The new report, The State of Philanthropy in Kenya, indicates that the
Sh172 billion is just what was captured by researchers and that giving in Kenya
exceeds this amount.
The report offers a detailed look at
this growing movement, highlighting its pivotal role in addressing education,
health, environment, water and sanitation, and agriculture.
The findings reveal that
education and health dominate as priority sectors, with 79 per cent and 60 per cent of
organizations supporting these areas, respectively.
However, the report notes a
growing focus on other critical needs. “Philanthropy has a significant impact
in Kenya,” the study explains. “The research shows that the majority of
philanthropic activities are focused on education, health, environment, water
and sanitation, and agriculture sectors.”
Peter Ndegwa, CEO of
Safaricom said philanthropy holds the
potential to drive social change within communities. “Corporates should walk with the communities they
serve and be flexible enough to deliver relevant philanthropic and strategic
interventions based on the communities’ pressing need,” he stated in the
report’s foreword.
The report is based on primary data collected over 2022-2023 and secondary
research, and was sponsored by the M-Pesa Foundation, Safaricom Foundation,
Mastercard Foundation, and the Children’s Investment Fund Foundation (CIFF).

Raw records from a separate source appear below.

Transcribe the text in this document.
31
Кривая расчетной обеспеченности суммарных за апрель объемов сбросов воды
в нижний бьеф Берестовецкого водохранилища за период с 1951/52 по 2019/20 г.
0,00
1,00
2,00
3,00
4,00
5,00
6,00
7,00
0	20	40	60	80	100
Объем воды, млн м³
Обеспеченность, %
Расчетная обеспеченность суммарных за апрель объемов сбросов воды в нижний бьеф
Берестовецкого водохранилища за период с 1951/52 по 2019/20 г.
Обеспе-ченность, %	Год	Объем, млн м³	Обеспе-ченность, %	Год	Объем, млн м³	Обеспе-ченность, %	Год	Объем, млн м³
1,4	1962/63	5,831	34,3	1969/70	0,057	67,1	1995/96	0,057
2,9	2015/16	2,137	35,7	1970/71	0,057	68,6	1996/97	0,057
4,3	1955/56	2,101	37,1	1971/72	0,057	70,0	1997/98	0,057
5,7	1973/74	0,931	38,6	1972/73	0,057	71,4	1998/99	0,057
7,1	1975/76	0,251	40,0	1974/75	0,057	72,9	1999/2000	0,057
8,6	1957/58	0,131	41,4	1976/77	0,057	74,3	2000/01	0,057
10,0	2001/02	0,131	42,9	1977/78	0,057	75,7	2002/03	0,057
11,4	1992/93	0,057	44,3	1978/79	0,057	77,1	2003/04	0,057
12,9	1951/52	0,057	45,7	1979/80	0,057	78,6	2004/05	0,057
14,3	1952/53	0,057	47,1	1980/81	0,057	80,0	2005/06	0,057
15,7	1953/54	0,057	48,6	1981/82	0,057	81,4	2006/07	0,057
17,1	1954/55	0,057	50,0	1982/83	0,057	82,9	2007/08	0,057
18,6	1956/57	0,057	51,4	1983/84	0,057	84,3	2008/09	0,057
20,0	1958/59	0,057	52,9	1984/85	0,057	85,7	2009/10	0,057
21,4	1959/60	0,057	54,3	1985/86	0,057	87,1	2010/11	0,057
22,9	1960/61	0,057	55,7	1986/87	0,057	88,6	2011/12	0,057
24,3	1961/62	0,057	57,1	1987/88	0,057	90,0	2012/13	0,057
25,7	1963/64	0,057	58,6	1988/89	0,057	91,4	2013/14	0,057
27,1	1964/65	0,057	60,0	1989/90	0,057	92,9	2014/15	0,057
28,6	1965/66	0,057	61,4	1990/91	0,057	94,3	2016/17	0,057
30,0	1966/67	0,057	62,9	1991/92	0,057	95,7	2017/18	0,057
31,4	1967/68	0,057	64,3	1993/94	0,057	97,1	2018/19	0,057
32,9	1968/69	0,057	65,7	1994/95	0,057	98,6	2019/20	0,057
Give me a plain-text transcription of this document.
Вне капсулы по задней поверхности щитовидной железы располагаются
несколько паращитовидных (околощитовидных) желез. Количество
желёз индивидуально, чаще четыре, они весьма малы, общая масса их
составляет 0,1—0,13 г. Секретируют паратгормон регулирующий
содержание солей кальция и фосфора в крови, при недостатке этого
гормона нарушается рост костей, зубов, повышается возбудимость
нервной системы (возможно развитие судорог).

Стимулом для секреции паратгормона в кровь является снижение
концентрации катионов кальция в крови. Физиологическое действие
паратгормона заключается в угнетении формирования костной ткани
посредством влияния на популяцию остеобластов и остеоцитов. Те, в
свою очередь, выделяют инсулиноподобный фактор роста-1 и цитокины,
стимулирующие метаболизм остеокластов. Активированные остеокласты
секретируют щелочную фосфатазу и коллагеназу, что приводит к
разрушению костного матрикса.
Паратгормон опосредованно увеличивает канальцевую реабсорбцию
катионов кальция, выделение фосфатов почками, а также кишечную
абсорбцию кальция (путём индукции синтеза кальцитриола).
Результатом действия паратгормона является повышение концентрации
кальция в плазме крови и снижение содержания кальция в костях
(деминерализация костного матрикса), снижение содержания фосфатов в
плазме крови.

Education remains a central
focus, with investments in areas ranging from scholarships to the development
of learning infrastructure. The report illustrates this commitment, stating,
“Philanthropic organizations typically support a mix of bursaries, digital
learning initiatives, and strengthening education systems.”
Yet, education receives
comparatively less financial allocation than agriculture and water projects,
raising concerns about resource prioritization.
In her remarks, Patricia
Mugambi-Ndegwa, CEO of Impact Philanthropy Africa, the producers of the report, emphasized the need for a strategic approach. “This
report will shape the future of giving by quantifying the contribution of
philanthropy in Kenya,” she said. “The purpose of the research is to enhance
thought leadership on philanthropic giving and provide accurate data that will
inform plans for members, the government, and other stakeholders within the
philanthropic space.”
Healthcare remains another
vital area, with 60 per cent of
organizations contributing to projects that strengthen health systems.
Environmental causes, supported by 46 per cent of
organizations, include initiatives to combat deforestation and promote
renewable energy.
Faustina Fynn-Nyame,
Executive Director of the Children’s Investment Fund Foundation (CIFF),
highlighted the importance of evidence-based approaches: “Our partnerships in
Kenya seek to leverage the most of CIFF funding to catalyze domestic financing
for under-resourced areas. The overarching goal is to foster the design,
implementation, and scale of high-impact, evidence-based programs that bring
about transformational change across our priority geographies in Africa.”
While Nairobi and Mombasa
dominate as hubs for philanthropic activity, the report reveals substantial
investments in underserved rural areas. Samburu and Vihiga counties, for instance,
received significant financial allocations, showcasing the sector’s commitment
to equitable development. “Notably, the top three counties in terms of funds
allocated were Samburu County receiving Sh262 million, Vihiga County with Sh216 million, and Baringo County at Sh179 million,” the report states.
Despite its progress,
philanthropy in Kenya faces hurdles, particularly in monitoring and evaluation
(M&E). The report found that only 81 per cent of organizations conduct M&E on their programs,
with private foundations outperforming corporate entities.
“Monitoring and Evaluation (M&E) practices
vary, with private charitable foundations more inclined to have in-house staff
conduct monitoring and evaluation (87%) compared to corporate foundations (54 per cent),” it notes.
The lack of consistent M&E practices hampers the ability to measure long-term impact. “Effective philanthropy requires robust tracking systems,” the report stresses, urging stakeholders to prioritize this aspect.
Collaboration is a recurring
theme throughout the report, with 70 per cent of
organizations partnering with others to implement programs. These partnerships
enable resource sharing and extended outreach. “Scalability and extended reach
are the primary reasons for collaboration,” the report highlights.
Mugambi-Ndegwa underscored
the importance of working together. “By aligning corporate and private giving
with national and global priorities, we can accelerate the achievement of the
SDGs,” she said.
Ndegwa encouraged corporate leaders to embrace philanthropy wholeheartedly. “Philanthropic initiatives have the power to support a multitude of causes, spanning education, healthcare, and social welfare,” he said. “Congratulations to all organizations and individuals who actively participated in this vital initiative.”